Quansah has remained focused under the current coach, the Danish tactician, and persisted in doing what he originally planned to do at the team – compete. The new manager has established consistency. His team have three wins and one draw in four league matches along with ties in each of their Champions League ties. But there is a broader statistic that encourages Quansah, even bringing a measure of vindication. It is the fact that demonstrates he has played every minute of the club's campaign.
National Team Attention
It is something that the England head coach has noted. The England head coach was a admirer last season, including him when he named his first squad. After omitting him in the summer so that Quansah could focus on the youth tournament, he provided him with a late call-up in the autumn when John Stones was forced to withdraw.
Yet to earn his first cap, Quansah must have done something right in training and around the camp because he was selected at the beginning in the manager's squad selection for Wales and Latvia, effectively as a additional defensive option with the regular starter returning. The aspiration is a first appearance. It is another thing he would surely take in his stride.
Decision Making
"With my new club, the team were interested in me for a while and that's not just from the manager [Ten Hag]," Quansah says. "They were interested before he got appointed. So understanding it was a type of organizational choice and things would remain consistent with which manager was to take over ... it was easy for me to make that decision.

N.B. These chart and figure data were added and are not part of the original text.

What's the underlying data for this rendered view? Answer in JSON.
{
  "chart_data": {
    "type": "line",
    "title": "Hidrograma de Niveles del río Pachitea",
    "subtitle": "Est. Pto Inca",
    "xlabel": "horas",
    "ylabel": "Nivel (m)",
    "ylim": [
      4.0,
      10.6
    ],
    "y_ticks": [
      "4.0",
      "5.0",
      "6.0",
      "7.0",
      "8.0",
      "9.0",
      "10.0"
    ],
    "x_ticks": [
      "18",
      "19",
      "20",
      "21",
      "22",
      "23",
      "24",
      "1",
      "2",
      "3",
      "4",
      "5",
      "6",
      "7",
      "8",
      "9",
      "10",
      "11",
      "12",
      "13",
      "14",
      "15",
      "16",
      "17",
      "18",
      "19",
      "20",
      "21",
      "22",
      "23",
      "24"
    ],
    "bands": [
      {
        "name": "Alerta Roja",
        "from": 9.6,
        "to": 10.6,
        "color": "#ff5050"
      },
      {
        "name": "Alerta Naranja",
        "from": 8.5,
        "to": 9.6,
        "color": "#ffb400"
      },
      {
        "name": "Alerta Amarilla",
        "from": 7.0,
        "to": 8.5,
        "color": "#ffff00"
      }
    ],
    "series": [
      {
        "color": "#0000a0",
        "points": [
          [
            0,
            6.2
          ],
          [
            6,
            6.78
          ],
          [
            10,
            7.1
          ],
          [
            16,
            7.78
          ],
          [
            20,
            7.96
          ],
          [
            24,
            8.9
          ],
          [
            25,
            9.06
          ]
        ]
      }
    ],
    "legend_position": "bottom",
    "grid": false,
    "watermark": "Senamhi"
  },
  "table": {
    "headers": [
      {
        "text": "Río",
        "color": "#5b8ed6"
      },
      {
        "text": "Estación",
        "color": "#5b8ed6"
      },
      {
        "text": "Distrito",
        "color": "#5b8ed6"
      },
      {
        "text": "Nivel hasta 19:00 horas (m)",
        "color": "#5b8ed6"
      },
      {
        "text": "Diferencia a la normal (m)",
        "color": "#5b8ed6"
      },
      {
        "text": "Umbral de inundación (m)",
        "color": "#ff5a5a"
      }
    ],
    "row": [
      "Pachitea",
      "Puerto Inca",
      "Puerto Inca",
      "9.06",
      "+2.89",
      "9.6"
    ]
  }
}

"We had a lot of players leaving and it's consistently challenging when you see important figures leave. It has been difficult to build the leadership groups but the results we have had [under Hjulmand] show that we have developed a competitive team with quality players. It is requiring patience to build and we are still progressing. But if we are achieving positive outcomes and not losing that is a good place to begin from."
Liverpool Departure
It had to have been a wrench for Quansah to leave Liverpool, his club from the age of five, where he experienced so many significant occasions – such as the Carabao Cup final victory over their London rivals in the previous season when he was introduced as an extra-time substitute.
Quansah was also a part of the previous campaign's Premier League title triumph. Yet his view of most of that achievement was not the perspective he would have preferred. He was an unused substitute on multiple matches in the competition, his four starts and nine appearances comparing unfavourably with his numbers from the prior season when he started nine games.
Career Development
"I consistently developed off top-level professionals around me at Liverpool and it's been so good for my career," he says. "But as a young centre-back, you require match experience and I'm will require hundreds of games to be where I want to be.
"I just wanted game time and when you are at a team like Liverpool, it's not guaranteed because there are world-class players all over the pitch. I wanted an environment where they can trust that I might make mistakes at times but they will see beyond that and see I can keep pushing and pushing."
Early Experience
Quansah remembers his loan to League One Bristol Rovers in the later part of that season where he debuted at professional level – multiple matches, to be precise. There were "numerous wake-up calls", he notes with a smile, beginning with his first game; a heavy loss at their opponents.
"That was a genuine revelation," Quansah reflects. "It was a really valuable chapter in my development because I aimed to take the subsequent progression to regular senior competition. Every game I learned something new. That's where I understood how crucial practical knowledge and match practice was. You could suggest it influenced my decision in the off-season."